Developers have long worked to make Bitcoin more private since every bitcoin (BTC) transaction ever made is recorded on the blockchain, which anybody can see. Last week, Bitcoin privacy programmer Chris Belcher published an early version of Teleport, an implementation of the privacy method “CoinSwap,” in an effort to improve bitcoin privacy by making transactions “invisible.”
According to Belcher’s statement on the Bitcoin developer email list, the initial version of the open-source project is not suitable for real money since it requires additional testing. It also lacks essential characteristics required to completely conceal transactions. However, the CoinSwap project, which has been in the works for a long time, is now coming to reality. Gregory Maxwell, a cryptographer, discussed it on the Bitcointalk forum in 2013.
Belcher believes Teleport’s CoinSwap offers benefits over CoinJoins, the primary privacy-preserving technique used today by projects such as Wasabi, Samourai, and JoinMarket. “Imagine a new bitcoin privacy technique, like CoinJoin, that can’t be stopped from seeming precisely the same as conventional, “Belcher said on Twitter.

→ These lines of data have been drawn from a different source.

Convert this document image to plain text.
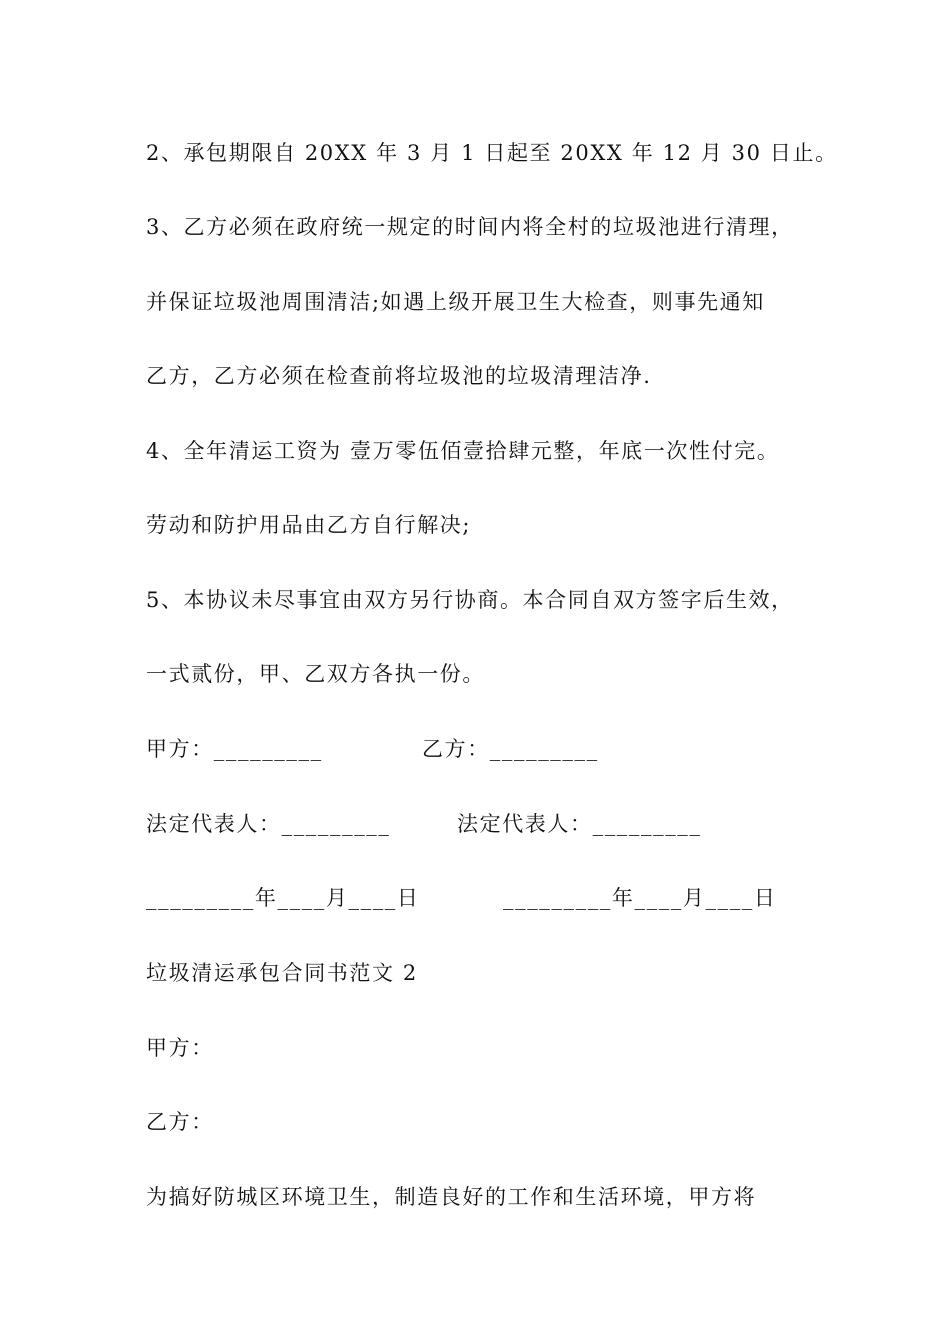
2、承包期限自 20XX 年 3 月 1 日起至 20XX 年 12 月 30 日止。
3、乙方必须在政府统一规定的时间内将全村的垃圾池进行清理，
并保证垃圾池周围清洁;如遇上级开展卫生大检查，则事先通知
乙方，乙方必须在检查前将垃圾池的垃圾清理洁净.
4、全年清运工资为 壹万零伍佰壹拾肆元整，年底一次性付完。
劳动和防护用品由乙方自行解决;
5、本协议未尽事宜由双方另行协商。本合同自双方签字后生效，
一式贰份，甲、乙双方各执一份。
甲方：_________	乙方：_________
法定代表人：_________	法定代表人：_________
_________年____月____日	_________年____月____日
垃圾清运承包合同书范文 2
甲方：
乙方：
为搞好防城区环境卫生，制造良好的工作和生活环境，甲方将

CoinJoins operate by combining a user’s bitcoin with the coins of many other users and concealing the tracks of the coins. People who value their privacy can use the Wasabi and Samourai wallets to do CoinJoins. The difficulty is that even if CoinJoins obscure where a user’s bitcoin is sent, fooling blockchain observers, it’s still evident from a glance at the bitcoin blockchain that a CoinJoin has occurred.